一、准备工作及背景
1、准备数据库:data
···
create database data charset=utf8;
···
2、准备数据表:orderinfo (539,414数据量)和userinfo(101,535数据量)
source+表1路径
source+表2路径
3、查看表结构:
表orderinfo相关信息 表userinfo相关信息
二、题目要求..
1、统计不同月份的下单人数
思考过程:
select month(paidTime) from orderinfo limit 10,10;
select count(1) ,month(paidTime) as mon from orderinfo group by month(paidTime) ;
select
year(paidTime),
month(paidTime),
count(1)
from orderinfo
group by year(paidTime),month(paidTime);
注意:
不同月份,可能是同一年的不同月份,也有可能是不同年的不同月份,所以在分组的时候需要考虑年份。
结果:
可以利用where去除脏数据(0000-00-00 00:00:00)以及筛选出‘已支付’的用户
select
year(paidTime),
month(paidTime),
count(1)
from orderinfo
where isPaid='已支付'
and
paidTime!='0000-00-00 00:00:00'
group by year(paidTime),month(paidTime);
注意:group by 放在语句的最后
可能存在同一个用户支付多个订单的情况,所以需要用distinct做区分
select
year(paidTime),
month(paidTime),
count(distinct userid)
from orderinfo
where isPaid='已支付'
and
paidTime!='0000-00-00 00:00:00'
group by year(paidTime),month(paidTime);
补充:ctrl+c可以退出运行进程。
2、统计用户三月份的回购率和复购率
复购率:当月购买了多次的用户占当月用户的比例。
回购率:上月购买用户中有多少用户又再次购买。
思考过程:
-
首先计算复购率
(1)先筛选出3月份的消费情况
应该也要考虑年份的,但是我们发现除去脏数据后年份只剩2016年
在用where筛选之前查看一下paidTime的类型(varchar,'3')
select
*
from orderinfo
where isPaid='已支付'
and month(paidTime)='3'
limit 10;
(2)统计每个用户在3月份消费了多少次
思路:group by用户
select
userid,count(1)
from orderinfo
where isPaid='已支付'
and month(paidTime)='3'
group by userid
limit 10;
(3)统计出消费次数大于1的用户数、总用户数以及复购率
select
sum(if(con>1,1,0)) as fugou_cons,
count(1) as userid_cons,
sum(if(con>1,1,0))/count(1) as fugou_rate
from (select
userid,count(1) as con
from orderinfo
where isPaid='已支付'
and month(paidTime)='3'
group by userid
) t;
注意:嵌套的子表需要取别名(比如,t)且不需要加as;否则会报错如下:
小tip:在notepad++中'alt'+鼠标下拉,可以统一选中多行,进而可以按空格产生缩进,便于代码美观易观看。

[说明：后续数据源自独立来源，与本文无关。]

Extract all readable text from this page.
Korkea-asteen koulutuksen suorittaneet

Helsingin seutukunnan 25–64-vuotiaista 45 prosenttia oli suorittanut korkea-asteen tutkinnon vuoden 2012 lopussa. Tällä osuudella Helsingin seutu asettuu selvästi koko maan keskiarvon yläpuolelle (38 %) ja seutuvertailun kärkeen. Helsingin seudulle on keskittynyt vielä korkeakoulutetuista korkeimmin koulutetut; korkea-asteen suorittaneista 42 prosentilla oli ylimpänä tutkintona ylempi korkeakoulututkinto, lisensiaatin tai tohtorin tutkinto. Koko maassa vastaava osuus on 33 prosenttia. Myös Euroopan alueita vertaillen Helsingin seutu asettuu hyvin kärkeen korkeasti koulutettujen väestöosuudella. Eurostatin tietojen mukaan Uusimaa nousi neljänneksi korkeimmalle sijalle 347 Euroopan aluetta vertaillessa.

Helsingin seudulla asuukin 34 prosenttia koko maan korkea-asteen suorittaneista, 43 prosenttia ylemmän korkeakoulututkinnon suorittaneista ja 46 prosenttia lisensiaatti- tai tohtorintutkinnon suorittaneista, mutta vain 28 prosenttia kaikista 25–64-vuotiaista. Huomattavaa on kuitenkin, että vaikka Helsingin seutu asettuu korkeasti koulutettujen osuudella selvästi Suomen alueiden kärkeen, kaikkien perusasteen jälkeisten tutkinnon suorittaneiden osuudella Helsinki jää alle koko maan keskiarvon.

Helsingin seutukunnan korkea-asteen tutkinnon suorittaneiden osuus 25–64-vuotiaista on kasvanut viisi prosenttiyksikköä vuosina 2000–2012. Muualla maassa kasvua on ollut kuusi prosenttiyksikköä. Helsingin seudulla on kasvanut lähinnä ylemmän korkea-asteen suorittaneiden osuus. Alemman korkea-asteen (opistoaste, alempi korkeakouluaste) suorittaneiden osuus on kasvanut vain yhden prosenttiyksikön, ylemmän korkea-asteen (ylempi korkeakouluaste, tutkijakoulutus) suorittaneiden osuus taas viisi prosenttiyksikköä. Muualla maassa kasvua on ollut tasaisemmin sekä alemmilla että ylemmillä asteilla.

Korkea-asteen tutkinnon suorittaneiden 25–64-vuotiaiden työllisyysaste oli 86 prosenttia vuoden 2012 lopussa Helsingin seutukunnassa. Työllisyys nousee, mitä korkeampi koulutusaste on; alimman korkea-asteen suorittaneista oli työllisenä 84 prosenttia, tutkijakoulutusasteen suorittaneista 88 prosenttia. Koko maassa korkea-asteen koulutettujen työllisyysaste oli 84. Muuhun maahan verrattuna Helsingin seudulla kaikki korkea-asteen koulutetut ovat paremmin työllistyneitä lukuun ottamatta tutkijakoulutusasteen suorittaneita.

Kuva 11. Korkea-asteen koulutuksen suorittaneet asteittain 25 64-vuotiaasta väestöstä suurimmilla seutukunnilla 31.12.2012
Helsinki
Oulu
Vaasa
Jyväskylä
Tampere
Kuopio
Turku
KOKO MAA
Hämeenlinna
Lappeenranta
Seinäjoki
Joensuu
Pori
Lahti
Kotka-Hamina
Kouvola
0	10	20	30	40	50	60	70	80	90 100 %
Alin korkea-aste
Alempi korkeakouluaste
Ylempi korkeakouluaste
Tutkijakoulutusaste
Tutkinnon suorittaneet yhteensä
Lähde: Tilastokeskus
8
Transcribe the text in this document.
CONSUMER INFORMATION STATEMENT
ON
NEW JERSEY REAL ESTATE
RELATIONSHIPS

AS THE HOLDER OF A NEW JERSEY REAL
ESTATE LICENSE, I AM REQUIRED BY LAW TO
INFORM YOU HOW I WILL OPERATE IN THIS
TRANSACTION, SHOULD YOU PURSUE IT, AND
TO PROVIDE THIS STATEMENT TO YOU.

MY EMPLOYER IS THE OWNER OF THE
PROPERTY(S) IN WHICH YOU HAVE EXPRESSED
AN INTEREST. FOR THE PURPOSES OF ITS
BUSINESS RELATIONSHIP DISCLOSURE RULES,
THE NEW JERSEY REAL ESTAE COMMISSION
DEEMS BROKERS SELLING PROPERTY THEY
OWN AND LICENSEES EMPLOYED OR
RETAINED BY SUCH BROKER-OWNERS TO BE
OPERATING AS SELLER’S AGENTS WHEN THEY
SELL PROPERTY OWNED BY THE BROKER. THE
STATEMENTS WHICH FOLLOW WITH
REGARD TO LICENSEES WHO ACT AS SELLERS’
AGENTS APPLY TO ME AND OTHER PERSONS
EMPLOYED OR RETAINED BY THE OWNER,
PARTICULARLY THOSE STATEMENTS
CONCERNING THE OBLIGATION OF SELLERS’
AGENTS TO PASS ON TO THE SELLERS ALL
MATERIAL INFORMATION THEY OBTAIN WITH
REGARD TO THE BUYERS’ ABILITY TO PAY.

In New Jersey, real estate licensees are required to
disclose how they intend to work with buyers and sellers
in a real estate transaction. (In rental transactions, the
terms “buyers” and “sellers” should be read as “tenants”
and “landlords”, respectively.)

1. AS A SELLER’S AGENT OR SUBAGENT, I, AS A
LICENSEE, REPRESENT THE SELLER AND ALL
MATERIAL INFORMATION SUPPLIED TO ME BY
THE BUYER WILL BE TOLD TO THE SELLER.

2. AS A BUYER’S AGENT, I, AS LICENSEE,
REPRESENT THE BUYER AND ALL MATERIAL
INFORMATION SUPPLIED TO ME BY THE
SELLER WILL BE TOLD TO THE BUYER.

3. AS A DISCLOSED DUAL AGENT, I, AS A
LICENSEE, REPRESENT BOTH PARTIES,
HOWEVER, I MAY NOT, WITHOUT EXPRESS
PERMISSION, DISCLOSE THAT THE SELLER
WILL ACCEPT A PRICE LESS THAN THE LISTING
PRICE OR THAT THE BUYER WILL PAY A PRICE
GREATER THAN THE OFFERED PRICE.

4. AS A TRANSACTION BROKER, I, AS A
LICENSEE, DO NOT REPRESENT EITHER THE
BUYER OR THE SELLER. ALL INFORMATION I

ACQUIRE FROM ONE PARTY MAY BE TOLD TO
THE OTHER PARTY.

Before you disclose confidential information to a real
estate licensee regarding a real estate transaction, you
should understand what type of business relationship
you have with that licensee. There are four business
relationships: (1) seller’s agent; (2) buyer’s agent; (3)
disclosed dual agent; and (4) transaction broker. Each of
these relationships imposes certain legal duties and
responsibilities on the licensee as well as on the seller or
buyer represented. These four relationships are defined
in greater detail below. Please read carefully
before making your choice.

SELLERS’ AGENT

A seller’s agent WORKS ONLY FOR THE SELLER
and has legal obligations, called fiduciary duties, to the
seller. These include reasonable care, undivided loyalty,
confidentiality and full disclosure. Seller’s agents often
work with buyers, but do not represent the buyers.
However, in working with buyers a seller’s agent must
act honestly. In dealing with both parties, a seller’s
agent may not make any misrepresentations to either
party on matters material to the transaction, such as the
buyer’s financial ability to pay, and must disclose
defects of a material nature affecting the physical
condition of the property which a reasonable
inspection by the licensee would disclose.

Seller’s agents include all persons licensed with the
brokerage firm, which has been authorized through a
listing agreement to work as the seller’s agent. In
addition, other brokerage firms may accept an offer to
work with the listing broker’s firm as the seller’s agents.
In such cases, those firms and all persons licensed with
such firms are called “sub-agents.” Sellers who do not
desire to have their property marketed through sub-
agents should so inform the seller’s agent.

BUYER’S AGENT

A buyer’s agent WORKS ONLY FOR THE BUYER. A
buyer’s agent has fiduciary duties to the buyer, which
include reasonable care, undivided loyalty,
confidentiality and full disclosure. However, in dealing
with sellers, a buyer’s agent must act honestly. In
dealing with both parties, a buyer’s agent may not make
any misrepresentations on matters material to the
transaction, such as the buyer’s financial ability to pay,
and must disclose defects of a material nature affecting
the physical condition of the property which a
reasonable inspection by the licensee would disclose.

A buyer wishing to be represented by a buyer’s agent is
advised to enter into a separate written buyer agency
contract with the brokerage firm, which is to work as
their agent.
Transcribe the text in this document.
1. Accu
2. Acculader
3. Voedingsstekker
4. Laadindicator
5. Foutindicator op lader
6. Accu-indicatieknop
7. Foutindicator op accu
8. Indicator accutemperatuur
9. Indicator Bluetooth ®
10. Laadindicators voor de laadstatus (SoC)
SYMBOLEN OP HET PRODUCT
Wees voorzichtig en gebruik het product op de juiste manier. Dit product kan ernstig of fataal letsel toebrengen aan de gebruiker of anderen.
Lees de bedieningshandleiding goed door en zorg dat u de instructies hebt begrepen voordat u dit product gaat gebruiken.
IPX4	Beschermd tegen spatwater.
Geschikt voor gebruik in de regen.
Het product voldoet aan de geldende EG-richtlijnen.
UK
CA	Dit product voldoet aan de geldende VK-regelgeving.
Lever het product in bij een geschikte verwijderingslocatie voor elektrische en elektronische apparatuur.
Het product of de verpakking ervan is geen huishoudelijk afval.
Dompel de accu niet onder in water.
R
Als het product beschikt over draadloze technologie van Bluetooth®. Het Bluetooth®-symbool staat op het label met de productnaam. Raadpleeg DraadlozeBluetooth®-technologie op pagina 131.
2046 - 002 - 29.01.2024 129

或者 选择代码,再按‘tab’也可达到同样缩进效果。
-
接着计算回购率
回购率:上月购买用户中有多少用户又再次购买。
思考过程:
先查看下数据中的月份类别
select distinct(month(paidTime)) from orderinfo;
现在是六月,那么这里的上月就是五月,确认了存在五月的数据,可以继续计算。
五月份的回购率=五月用户中6月又再次购买的人数/5月的用户总数
我们关系的不是用户购买的次数,而是用户有没有购买过。
(1)筛选出五月购买的用户
select * from orderinfo
where month(paidTime)='5';
(2)按照userid进行分组并显示购买次数
select userid,count(1) as con from orderinfo
where month(paidTime)='5' group by userid;
(3)统计购买次数大于1 的用户数、总用户数以及回购率
select
count(1) as userid_con,
sum(if(con >1,1,0)) as huigou_con,
sum(if(con >1,1,0))/count(1) as huigou_rate
from
(select userid,count(1) as con from orderinfo
where month(paidTime)='5' group by userid) t;
===
(1)、统计每年每月的用户消费情况
select
userid,
date_format(paidTime,'%Y-%m') as month_dt,
count(1) as con
from orderinfo
where isPaid='已支付'
group by userid,date_format(paidTime,'%Y-%m')
limit 10;
注意:我们这里选用date_format()而没有用month(),目的是便于后续判断日期是否相邻。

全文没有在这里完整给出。